Radioimmunotherapy for Non-Hodgkin's Lymphoma With Yttrium 90 Ibritumomab Tiuxetan

Carolyn S. Hendrix

Cristina de Leon

Robert O. Dillman

non-Hodgkin, Hodgkin lymphoma, radiation therapy
CJON 2007, 6(3), 144-148. DOI: 10.1188/02.CJON.144-148

The increasing incidence of non-Hodgkin's lymphoma (NHL), coupled with the lack of optimal treatment options, has prompted the development of novel treatments. Of these, radioimmunotherapy is one of the most promising. Two of the radiolabeled monoclonal antibody therapies being studied in the treatment of NHL are yttrium 90 (90Y) ibritumomab tiuxetan and iodine 131 (131I) tositumomab. The radionuclides 90Y and 131I emit beta radiation; 131I also emits gamma radiation, thus requiring more elaborate precautionary measures to limit radiation exposure.
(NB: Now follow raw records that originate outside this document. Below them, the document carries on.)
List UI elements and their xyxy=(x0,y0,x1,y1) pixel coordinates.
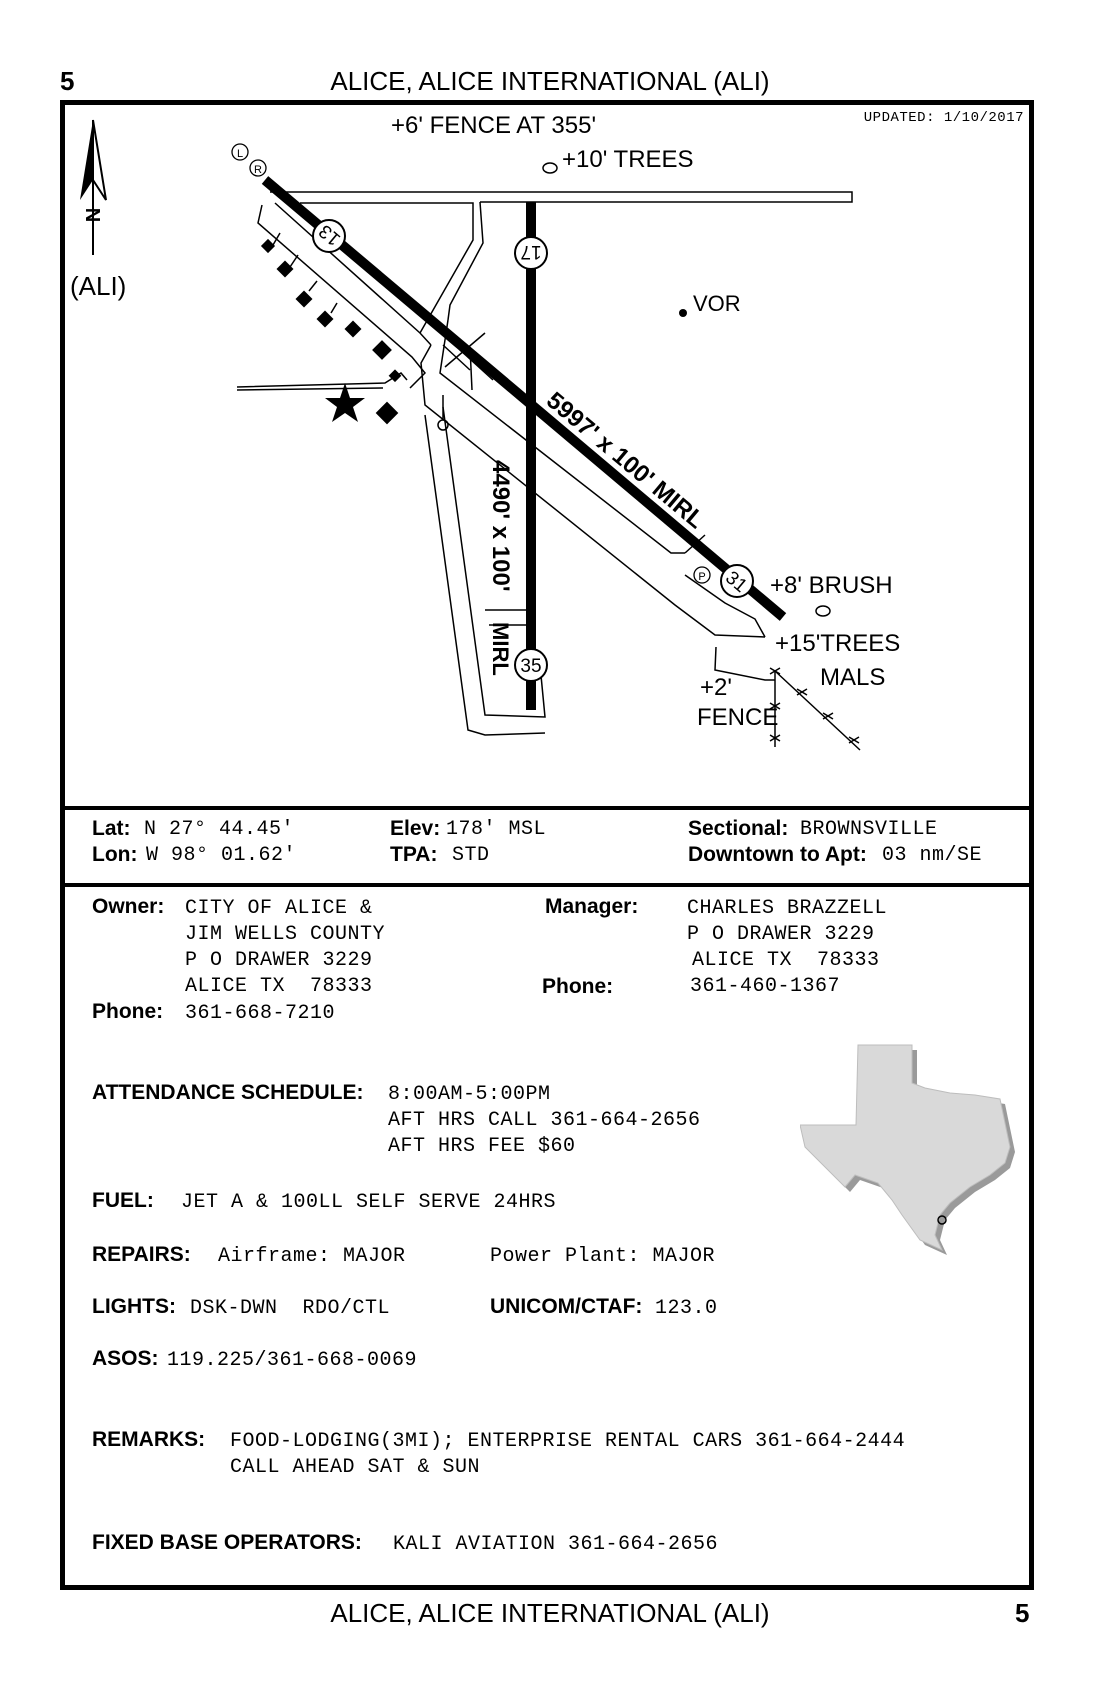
note-brush: +8' BRUSH xyxy=(770,572,893,599)
note-mals: MALS xyxy=(820,664,885,691)
vor-label: VOR xyxy=(693,291,741,316)
downtown-value: 03 nm/SE xyxy=(882,844,983,867)
trees-north-icon xyxy=(542,162,558,174)
lat-label: Lat: xyxy=(92,817,131,840)
manager-line: P O DRAWER 3229 xyxy=(687,923,875,946)
lon-value: W 98° 01.62' xyxy=(146,844,297,867)
manager-label: Manager: xyxy=(545,895,639,918)
vor-icon xyxy=(679,309,687,317)
note-fence-south-1: +2' xyxy=(700,674,732,701)
manager-phone-label: Phone: xyxy=(542,975,614,998)
north-label: N xyxy=(81,208,103,222)
manager-phone: 361-460-1367 xyxy=(690,975,841,998)
svg-text:P: P xyxy=(698,571,705,583)
windcone-icon xyxy=(437,332,494,431)
note-fence-south-2: FENCE xyxy=(697,704,778,731)
mals-fence-line xyxy=(769,667,861,751)
svg-text:17: 17 xyxy=(520,241,541,262)
downtown-label: Downtown to Apt: xyxy=(688,843,867,866)
airport-identifier: (ALI) xyxy=(70,271,126,301)
updated-date: UPDATED: 1/10/2017 xyxy=(863,110,1024,126)
owner-phone: 361-668-7210 xyxy=(185,1002,336,1025)
elev-label: Elev: xyxy=(390,817,441,840)
attendance-label: ATTENDANCE SCHEDULE: xyxy=(92,1081,364,1104)
marker-P: P xyxy=(693,566,711,584)
airport-location-icon xyxy=(937,1215,947,1225)
unicom-value: 123.0 xyxy=(655,1297,718,1320)
sectional-label: Sectional: xyxy=(688,817,789,840)
note-trees-north: +10' TREES xyxy=(562,146,694,173)
marker-L: L xyxy=(231,143,249,161)
attendance-line: AFT HRS FEE $60 xyxy=(388,1135,576,1158)
hangar-connectors xyxy=(272,232,338,314)
repairs-airframe: Airframe: MAJOR xyxy=(218,1245,406,1268)
lights-value: DSK-DWN RDO/CTL xyxy=(190,1297,391,1320)
attendance-line: AFT HRS CALL 361-664-2656 xyxy=(388,1109,701,1132)
lon-label: Lon: xyxy=(92,843,138,866)
asos-label: ASOS: xyxy=(92,1347,159,1370)
terminal-star-icon xyxy=(325,383,365,422)
divider-diagram xyxy=(60,806,1034,810)
footer-title: ALICE, ALICE INTERNATIONAL (ALI) xyxy=(330,1598,770,1628)
owner-line: CITY OF ALICE & xyxy=(185,897,373,920)
footer-page-number: 5 xyxy=(1015,1598,1030,1628)
remarks-line: FOOD-LODGING(3MI); ENTERPRISE RENTAL CAR… xyxy=(230,1430,906,1453)
repairs-label: REPAIRS: xyxy=(92,1243,191,1266)
remarks-label: REMARKS: xyxy=(92,1428,206,1451)
header-title: ALICE, ALICE INTERNATIONAL (ALI) xyxy=(330,66,770,96)
hangar-icons xyxy=(260,238,402,425)
svg-text:35: 35 xyxy=(520,656,541,677)
unicom-label: UNICOM/CTAF: xyxy=(490,1295,643,1318)
runway-17-35-label-2: MIRL xyxy=(488,622,513,676)
taxiways xyxy=(236,191,853,736)
tpa-label: TPA: xyxy=(390,843,438,866)
header-page-number: 5 xyxy=(60,66,75,96)
note-trees-south: +15'TREES xyxy=(775,630,900,657)
manager-line: ALICE TX 78333 xyxy=(692,949,880,972)
north-arrow-icon: N xyxy=(80,119,107,255)
fuel-value: JET A & 100LL SELF SERVE 24HRS xyxy=(181,1191,557,1214)
runway-13-31 xyxy=(261,176,787,621)
attendance-line: 8:00AM-5:00PM xyxy=(388,1083,551,1106)
asos-value: 119.225/361-668-0069 xyxy=(167,1349,418,1372)
repairs-powerplant: Power Plant: MAJOR xyxy=(490,1245,716,1268)
airport-diagram: N (ALI) xyxy=(70,112,900,751)
owner-label: Owner: xyxy=(92,895,165,918)
runway-17-35-label-1: 4490' x 100' xyxy=(487,460,514,592)
owner-line: ALICE TX 78333 xyxy=(185,975,373,998)
runway-end-31: 31 xyxy=(720,564,754,598)
owner-phone-label: Phone: xyxy=(92,1000,164,1023)
owner-line: P O DRAWER 3229 xyxy=(185,949,373,972)
remarks-line: CALL AHEAD SAT & SUN xyxy=(230,1456,481,1479)
fbo-value: KALI AVIATION 361-664-2656 xyxy=(393,1533,719,1556)
divider-location xyxy=(60,883,1034,887)
fbo-label: FIXED BASE OPERATORS: xyxy=(92,1531,362,1554)
lat-value: N 27° 44.45' xyxy=(144,818,295,841)
sectional-value: BROWNSVILLE xyxy=(800,818,938,841)
elev-value: 178' MSL xyxy=(446,818,547,841)
runway-end-13: 13 xyxy=(312,219,346,253)
svg-text:R: R xyxy=(254,164,262,176)
runway-13-31-label: 5997' x 100' MIRL xyxy=(541,387,709,534)
fuel-label: FUEL: xyxy=(92,1189,154,1212)
brush-icon xyxy=(815,605,831,617)
runway-end-35: 35 xyxy=(514,648,548,682)
svg-text:L: L xyxy=(237,148,243,160)
marker-R: R xyxy=(249,159,267,177)
page-frame xyxy=(60,100,1034,1590)
lights-label: LIGHTS: xyxy=(92,1295,176,1318)
note-fence-north: +6' FENCE AT 355' xyxy=(391,112,596,139)
manager-line: CHARLES BRAZZELL xyxy=(687,897,888,920)
texas-map xyxy=(800,1044,1015,1255)
runway-end-17: 17 xyxy=(514,236,548,270)
owner-line: JIM WELLS COUNTY xyxy=(185,923,386,946)
texas-shape xyxy=(800,1044,1011,1252)
tpa-value: STD xyxy=(452,844,490,867)
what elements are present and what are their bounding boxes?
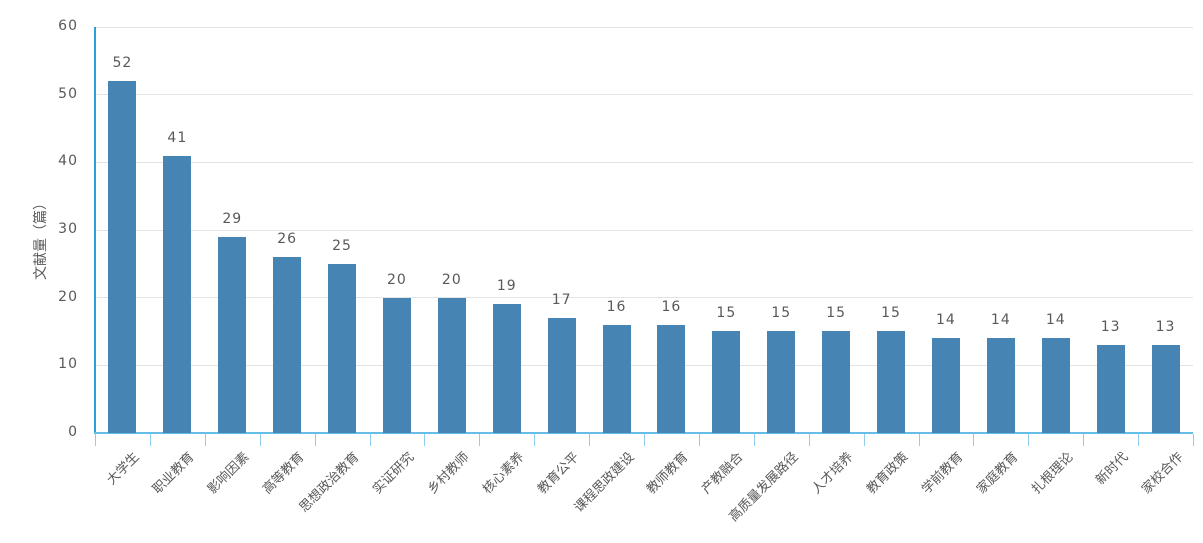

The monoclonal antibody portions of the drugs target the CD20 surface antigen that is present on the majority of B-cell lymphomas, resulting in direct radiation to the targeted cells, as well as indirect targeting of adjacent cells (known as the crossfire effect). Clinical trials of 90Y ibritumomab tiuxetan in patients with NHL have produced promising results. The safe and effective use of radioimmunotherapy requires a multidisciplinary team approach in which nurses play a central role.